Citigroup posted its second quarter earnings that surpassed analysts’ expectations.
The banking behemoth's earnings for the three months ending in June came in at $2.19 per share, which is 16.7% lower from the year-ago quarter, but well above the Street expectations of $1.70 per share.
Group revenues climbed +10.6% year-over-year to $19.64 billion, also topping analysts' estimates of $18.22 billion.
The company’s revenue from investment banking segment fell -46% year-over-year, with new listings and merger deals weakening amid market volatility.
Markets revenues, however, grew +25% to $5.3 billion.
Revenues in Treasury and trade solutions increased +33%, on the back of 42% growth in net interest income, and 17% growth in non-interest revenue – reflective of solid growth with both mid and large corporate clients, as indicated in the company’s statement.
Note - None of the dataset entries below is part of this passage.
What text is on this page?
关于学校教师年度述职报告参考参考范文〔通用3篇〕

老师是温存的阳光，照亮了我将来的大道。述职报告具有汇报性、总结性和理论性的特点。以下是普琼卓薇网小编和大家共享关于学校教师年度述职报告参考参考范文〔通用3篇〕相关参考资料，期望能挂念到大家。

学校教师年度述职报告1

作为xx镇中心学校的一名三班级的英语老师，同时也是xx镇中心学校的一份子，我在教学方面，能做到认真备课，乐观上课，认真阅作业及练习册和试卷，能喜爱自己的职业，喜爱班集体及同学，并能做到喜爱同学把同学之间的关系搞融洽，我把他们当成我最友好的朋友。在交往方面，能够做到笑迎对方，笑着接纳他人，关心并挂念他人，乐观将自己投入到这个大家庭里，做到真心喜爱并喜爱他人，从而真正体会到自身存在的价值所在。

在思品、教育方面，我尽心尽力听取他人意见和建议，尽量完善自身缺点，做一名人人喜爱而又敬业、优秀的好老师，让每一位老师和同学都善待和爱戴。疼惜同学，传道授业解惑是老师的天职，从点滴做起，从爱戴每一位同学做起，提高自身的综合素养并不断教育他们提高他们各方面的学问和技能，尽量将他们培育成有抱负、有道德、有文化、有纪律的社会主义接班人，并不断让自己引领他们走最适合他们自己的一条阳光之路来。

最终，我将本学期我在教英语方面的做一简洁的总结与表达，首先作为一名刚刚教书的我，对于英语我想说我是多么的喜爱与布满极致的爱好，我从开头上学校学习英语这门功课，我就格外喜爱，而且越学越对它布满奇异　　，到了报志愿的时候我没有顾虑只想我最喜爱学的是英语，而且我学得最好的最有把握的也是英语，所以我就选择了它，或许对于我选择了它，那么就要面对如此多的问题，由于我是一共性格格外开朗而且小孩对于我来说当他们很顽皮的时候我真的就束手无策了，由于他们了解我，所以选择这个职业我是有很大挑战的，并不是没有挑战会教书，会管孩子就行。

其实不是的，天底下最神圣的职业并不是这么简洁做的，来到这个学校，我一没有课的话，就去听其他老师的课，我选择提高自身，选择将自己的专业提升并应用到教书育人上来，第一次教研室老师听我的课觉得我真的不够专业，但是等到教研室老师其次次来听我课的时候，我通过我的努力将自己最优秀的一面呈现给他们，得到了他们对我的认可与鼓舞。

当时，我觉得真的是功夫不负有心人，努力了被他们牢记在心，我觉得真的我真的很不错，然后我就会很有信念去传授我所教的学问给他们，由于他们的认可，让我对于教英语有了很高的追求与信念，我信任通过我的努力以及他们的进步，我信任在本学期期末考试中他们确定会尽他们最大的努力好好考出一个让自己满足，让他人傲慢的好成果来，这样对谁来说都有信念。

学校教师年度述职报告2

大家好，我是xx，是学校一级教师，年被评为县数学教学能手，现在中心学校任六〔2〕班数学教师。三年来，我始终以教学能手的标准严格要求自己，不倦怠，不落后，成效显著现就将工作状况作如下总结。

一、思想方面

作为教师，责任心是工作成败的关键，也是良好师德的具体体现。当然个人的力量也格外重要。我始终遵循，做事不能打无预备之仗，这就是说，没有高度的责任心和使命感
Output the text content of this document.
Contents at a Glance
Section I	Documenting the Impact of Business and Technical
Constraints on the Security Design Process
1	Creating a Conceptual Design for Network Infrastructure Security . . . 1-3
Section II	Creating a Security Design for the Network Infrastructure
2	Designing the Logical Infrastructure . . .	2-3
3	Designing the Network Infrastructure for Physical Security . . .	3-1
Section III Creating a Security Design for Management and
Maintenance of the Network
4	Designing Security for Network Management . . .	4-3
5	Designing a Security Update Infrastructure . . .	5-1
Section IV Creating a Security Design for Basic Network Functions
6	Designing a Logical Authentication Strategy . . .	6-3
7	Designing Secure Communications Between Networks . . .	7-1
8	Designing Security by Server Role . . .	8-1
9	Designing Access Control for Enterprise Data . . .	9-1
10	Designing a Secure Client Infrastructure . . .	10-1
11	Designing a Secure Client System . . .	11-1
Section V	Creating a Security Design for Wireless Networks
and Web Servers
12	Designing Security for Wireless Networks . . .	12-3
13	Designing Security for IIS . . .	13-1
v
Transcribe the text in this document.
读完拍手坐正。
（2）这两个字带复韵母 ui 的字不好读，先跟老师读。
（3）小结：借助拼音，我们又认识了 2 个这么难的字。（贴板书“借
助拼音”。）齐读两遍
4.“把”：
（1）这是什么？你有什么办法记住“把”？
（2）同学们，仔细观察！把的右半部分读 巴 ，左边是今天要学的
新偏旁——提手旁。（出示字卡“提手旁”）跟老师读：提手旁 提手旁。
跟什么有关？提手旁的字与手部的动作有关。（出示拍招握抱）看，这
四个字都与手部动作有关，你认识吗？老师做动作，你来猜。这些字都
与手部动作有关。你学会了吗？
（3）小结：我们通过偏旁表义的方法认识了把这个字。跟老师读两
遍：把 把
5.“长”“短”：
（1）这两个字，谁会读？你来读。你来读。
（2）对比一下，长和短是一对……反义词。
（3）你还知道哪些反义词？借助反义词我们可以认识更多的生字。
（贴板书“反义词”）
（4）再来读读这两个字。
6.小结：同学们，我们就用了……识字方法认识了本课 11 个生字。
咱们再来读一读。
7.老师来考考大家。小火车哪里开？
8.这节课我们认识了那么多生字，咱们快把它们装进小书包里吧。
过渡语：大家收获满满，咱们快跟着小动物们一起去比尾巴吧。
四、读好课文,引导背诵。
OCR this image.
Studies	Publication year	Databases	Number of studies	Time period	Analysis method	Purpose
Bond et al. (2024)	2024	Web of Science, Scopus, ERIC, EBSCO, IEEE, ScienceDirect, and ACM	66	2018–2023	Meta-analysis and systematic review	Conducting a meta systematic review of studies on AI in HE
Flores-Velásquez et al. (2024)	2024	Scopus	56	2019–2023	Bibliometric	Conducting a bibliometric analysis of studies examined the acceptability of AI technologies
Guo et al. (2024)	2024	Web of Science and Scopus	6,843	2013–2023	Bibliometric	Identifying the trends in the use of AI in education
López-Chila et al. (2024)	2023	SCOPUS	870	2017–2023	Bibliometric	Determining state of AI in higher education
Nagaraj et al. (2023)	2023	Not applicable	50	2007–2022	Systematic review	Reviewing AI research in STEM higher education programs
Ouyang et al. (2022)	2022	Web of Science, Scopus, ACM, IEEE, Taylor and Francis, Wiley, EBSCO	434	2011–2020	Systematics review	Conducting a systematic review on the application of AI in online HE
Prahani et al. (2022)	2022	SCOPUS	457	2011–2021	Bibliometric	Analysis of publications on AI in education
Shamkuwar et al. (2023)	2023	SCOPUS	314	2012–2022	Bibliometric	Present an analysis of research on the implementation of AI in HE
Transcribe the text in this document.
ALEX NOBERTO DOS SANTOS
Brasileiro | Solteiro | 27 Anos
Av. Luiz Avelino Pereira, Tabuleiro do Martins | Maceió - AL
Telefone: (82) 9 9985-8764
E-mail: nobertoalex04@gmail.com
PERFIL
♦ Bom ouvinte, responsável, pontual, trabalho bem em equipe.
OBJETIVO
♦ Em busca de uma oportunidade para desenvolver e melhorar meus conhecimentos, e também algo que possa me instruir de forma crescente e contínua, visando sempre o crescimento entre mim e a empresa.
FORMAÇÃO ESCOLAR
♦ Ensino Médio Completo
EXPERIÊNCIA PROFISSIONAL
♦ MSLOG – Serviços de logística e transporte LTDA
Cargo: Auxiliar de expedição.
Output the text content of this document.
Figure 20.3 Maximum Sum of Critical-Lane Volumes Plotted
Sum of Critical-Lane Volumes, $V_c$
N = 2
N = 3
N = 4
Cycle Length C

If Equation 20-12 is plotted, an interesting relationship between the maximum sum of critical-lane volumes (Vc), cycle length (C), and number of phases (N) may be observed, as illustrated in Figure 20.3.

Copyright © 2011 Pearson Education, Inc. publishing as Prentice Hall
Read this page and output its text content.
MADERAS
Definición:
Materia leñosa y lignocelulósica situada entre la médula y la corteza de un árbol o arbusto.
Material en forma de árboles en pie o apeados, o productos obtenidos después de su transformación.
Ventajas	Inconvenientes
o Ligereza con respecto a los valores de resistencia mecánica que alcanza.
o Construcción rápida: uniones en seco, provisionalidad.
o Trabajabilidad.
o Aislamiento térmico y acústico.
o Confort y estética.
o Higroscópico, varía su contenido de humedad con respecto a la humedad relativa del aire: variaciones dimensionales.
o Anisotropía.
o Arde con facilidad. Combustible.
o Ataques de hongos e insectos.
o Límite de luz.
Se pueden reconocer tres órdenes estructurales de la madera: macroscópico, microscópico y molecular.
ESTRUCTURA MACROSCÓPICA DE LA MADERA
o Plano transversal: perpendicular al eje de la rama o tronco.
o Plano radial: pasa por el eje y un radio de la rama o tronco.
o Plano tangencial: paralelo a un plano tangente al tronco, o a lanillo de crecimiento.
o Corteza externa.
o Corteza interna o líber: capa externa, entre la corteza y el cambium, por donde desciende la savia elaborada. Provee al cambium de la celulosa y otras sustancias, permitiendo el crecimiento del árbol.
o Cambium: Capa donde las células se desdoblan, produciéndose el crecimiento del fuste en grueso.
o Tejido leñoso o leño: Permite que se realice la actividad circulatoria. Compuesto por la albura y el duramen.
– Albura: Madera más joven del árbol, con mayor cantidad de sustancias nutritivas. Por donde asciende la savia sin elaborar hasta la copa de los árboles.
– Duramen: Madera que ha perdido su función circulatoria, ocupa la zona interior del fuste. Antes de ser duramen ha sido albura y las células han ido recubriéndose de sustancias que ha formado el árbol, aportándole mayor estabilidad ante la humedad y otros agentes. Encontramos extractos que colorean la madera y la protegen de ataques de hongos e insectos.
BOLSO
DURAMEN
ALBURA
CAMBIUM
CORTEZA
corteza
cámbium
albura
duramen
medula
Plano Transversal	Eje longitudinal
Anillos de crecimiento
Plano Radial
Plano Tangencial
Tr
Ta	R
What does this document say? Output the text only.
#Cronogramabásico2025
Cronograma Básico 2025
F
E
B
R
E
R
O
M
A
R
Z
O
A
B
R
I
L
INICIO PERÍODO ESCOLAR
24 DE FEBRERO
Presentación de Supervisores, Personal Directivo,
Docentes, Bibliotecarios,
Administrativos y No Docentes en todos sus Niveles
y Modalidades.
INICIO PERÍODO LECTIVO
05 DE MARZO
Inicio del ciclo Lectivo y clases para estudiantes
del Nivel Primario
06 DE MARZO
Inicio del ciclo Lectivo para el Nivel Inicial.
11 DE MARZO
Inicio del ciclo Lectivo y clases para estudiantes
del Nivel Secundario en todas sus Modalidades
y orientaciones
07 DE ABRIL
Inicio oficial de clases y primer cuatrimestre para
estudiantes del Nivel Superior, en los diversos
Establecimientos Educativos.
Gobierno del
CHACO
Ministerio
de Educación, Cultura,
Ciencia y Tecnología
Citigroup set aside $375 million for loan loss provision, a much smaller amount compared to that of Wells Fargo and JPMorgan.
“In a challenging macro and geopolitical environment, our team delivered solid results and we are in a strong position to weather uncertain times, given our liquidity, credit quality and reserve levels," CEO Jane Fraser said. "We intend to generate significant capital for our investors, given our earnings power and the upcoming divestitures."